Sunday 19 February 2012

MAaaaaaaaaaaaaaaaaaaaaaaaaaah!



Sigh.

I am SO SHIT at actually getting around to blogging and am really only doing this to get me into the mood for the MAMMOTH amount of writing I should be doing over the next 36 hours. You see, I'm applying for an M.A. in Creative Writing and the first app- the one to Trinity College Dublin, my holy grail of universities- needs to be done by Tuesday. I've nearly finished the application, except for writing my personal statement, doing drafts 3,4,5,6,7 and 800 of the short stories I'm submitting, making sure I've got all the right documents, paying for the application (45 Euro!) and, oh, I'm waiting on some references (should be here tomorrow though- cross fingers, legs and anything else you've got). If only I'd listened to the mantras on preparation when I was a Scout. Sadly, the only thing I learnt there was how to smuggle the boys into our tent.

BUT; the problem with the M.A. is that it's a bit of a moot point (Or 'moo point'as I've taken to calling it- thank you Joey). Even if I got in to Trinity (and with only 16 places available that's not likely), then I'm not sure I could afford it, let alone sort out moving to Dublin and finding a job, a place to live etc. It would be a great experience, but I haven't exactly been thinking about the practicalities.

The same goes for my 2nd option University College Dublin, and the third NUI Galway, so we shall gloss over those and move onto the UK-based options, Goldsmiths, Birkbeck and University of East Anglia. UAE has a fantastic reputation for Creative Writing but they split their MA into either prose, poetry or playwriting; you can't mix it up and I rather want to, commitment-phobe that I am. Plus, I'd have to live in Norwich. NORWICH. Look, I know I'm a bitch, but I just don't believe in any English city except London. I'm sure other places are perfectly fine, lovely even, but we all know that unless it's London there's just NO POINT. (I am aware this is a terrible, snotty failing of mine, but I'm afraid I can't hear your criticism over the beeping and shrieking of my beloved urban squalor)

Birkbeck would be ideal, as it's an 'evening university' so I could work full time and incur minimal debt but, compared to misty, twilight evenings crossing the Ha'penny bridge, it all seems a little... sensible.

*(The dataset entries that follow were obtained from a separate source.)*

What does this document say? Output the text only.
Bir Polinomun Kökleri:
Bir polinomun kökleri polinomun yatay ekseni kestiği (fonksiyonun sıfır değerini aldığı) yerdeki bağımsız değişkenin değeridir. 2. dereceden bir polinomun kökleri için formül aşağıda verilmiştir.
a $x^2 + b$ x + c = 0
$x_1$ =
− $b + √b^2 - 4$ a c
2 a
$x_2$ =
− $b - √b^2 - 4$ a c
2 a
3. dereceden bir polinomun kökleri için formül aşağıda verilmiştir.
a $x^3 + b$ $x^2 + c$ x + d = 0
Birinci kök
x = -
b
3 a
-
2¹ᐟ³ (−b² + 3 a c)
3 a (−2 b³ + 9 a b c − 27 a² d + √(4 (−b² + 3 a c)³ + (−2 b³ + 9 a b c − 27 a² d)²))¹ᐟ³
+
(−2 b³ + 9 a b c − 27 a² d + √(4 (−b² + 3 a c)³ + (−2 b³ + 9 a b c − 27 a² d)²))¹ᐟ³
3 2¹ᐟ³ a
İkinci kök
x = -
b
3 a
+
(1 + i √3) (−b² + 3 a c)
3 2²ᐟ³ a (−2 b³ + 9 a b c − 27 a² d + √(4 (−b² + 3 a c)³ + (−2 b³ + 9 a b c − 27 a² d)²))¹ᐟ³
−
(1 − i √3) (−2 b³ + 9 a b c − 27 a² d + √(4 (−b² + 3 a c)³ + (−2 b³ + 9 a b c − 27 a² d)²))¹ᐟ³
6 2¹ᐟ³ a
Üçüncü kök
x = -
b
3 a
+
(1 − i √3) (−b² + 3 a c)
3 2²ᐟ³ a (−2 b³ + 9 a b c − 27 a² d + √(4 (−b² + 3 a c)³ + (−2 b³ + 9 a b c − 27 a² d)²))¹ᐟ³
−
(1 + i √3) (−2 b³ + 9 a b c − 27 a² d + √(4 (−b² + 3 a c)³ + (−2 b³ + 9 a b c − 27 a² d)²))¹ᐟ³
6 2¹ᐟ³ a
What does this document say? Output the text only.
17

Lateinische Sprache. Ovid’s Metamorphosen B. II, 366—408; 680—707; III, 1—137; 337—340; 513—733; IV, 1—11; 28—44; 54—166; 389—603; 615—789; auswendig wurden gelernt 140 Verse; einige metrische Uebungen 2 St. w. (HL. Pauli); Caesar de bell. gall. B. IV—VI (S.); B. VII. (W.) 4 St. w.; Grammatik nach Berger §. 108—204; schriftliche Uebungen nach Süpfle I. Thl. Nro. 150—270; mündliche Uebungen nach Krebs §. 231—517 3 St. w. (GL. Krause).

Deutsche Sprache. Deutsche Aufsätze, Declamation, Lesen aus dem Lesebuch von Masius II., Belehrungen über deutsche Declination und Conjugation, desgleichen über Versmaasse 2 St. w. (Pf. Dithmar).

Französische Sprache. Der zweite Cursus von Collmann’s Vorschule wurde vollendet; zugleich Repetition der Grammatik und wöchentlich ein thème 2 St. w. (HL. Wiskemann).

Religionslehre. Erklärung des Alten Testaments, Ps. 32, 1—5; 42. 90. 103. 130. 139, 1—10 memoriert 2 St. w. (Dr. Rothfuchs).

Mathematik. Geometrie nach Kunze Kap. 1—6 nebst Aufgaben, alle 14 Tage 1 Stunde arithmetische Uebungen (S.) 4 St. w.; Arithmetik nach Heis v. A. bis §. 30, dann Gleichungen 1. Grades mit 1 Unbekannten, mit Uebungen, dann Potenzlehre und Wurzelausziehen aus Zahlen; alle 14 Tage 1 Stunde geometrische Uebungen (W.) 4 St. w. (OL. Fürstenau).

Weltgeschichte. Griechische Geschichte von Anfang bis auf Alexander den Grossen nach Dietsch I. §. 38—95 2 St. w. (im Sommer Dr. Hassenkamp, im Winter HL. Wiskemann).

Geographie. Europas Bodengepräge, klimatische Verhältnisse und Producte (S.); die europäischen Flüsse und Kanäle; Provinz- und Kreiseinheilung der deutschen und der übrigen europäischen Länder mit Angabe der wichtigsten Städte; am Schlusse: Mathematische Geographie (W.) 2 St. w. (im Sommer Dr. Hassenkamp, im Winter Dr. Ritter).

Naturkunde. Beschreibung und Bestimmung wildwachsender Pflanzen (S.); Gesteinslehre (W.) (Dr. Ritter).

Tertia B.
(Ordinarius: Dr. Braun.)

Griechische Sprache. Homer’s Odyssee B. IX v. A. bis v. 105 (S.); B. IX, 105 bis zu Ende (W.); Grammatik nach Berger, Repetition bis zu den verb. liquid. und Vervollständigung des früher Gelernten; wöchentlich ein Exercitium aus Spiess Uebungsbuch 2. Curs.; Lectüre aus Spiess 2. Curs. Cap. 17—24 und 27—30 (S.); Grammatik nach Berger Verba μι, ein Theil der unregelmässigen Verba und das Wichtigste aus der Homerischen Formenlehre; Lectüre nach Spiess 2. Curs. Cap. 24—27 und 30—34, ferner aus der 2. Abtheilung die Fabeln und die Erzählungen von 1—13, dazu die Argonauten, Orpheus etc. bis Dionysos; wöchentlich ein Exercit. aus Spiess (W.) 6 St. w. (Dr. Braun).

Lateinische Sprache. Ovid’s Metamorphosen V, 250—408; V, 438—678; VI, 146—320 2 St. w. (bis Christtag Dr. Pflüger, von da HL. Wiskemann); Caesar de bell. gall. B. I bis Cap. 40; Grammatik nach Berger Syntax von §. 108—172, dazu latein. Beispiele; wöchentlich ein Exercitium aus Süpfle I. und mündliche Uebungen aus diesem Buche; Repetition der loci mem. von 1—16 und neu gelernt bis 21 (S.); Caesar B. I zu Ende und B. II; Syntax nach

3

Goldmsiths could work too, and although I was impressed by their post-grad opening evening, I've had some doubts which have lingered with me and made me question the whole M.A. enterprise...

The main problem, regardless of which uni I'd end up in, is that I don't think I'm ready. I'm not being negative here, just realistic. I think it's entirely possible that I could end up doing an M.A. and being a writer one day. ONE DAY. At the moment, my writing is still clumsy and I get frustrated that sometimes I just can't make it do what I want. I need the writer's equivalent of training wheels, or armbands (or that little sprung thing you put on the top of your chopsticks). I can't keep my balance, or be thrown into the deep end, or write without making a mess. YET.

So I think it's extremely likely I won't get into Trinity and possible that I won't get into anywhere. But I'll still be doing the applications because it can't hurt, and it will be good practise for when I reapply. I can do writing courses and up my game, read much more and improve my style and even if I don't end up in Dublin to study, there's nothing to stop me moving there eventually. The Trinity app is not an all-important, life-defining behemoth to be terrified of, but just one option and that will make it less agonising to do!

And whatever happens, I've had great help from friends this week. Caz has lent me her netbook, so I don't get a permanent right-hand cramp from all the frenzied crossing out that usually accompanies redrafting. And Corrine and Maev- both writers themselves- have reminded me that everyone who writes finds themselves staring at the screen at 3am sobbing and asking why on earth they put themselves through this horrific torture. Why DO we do it, again...?!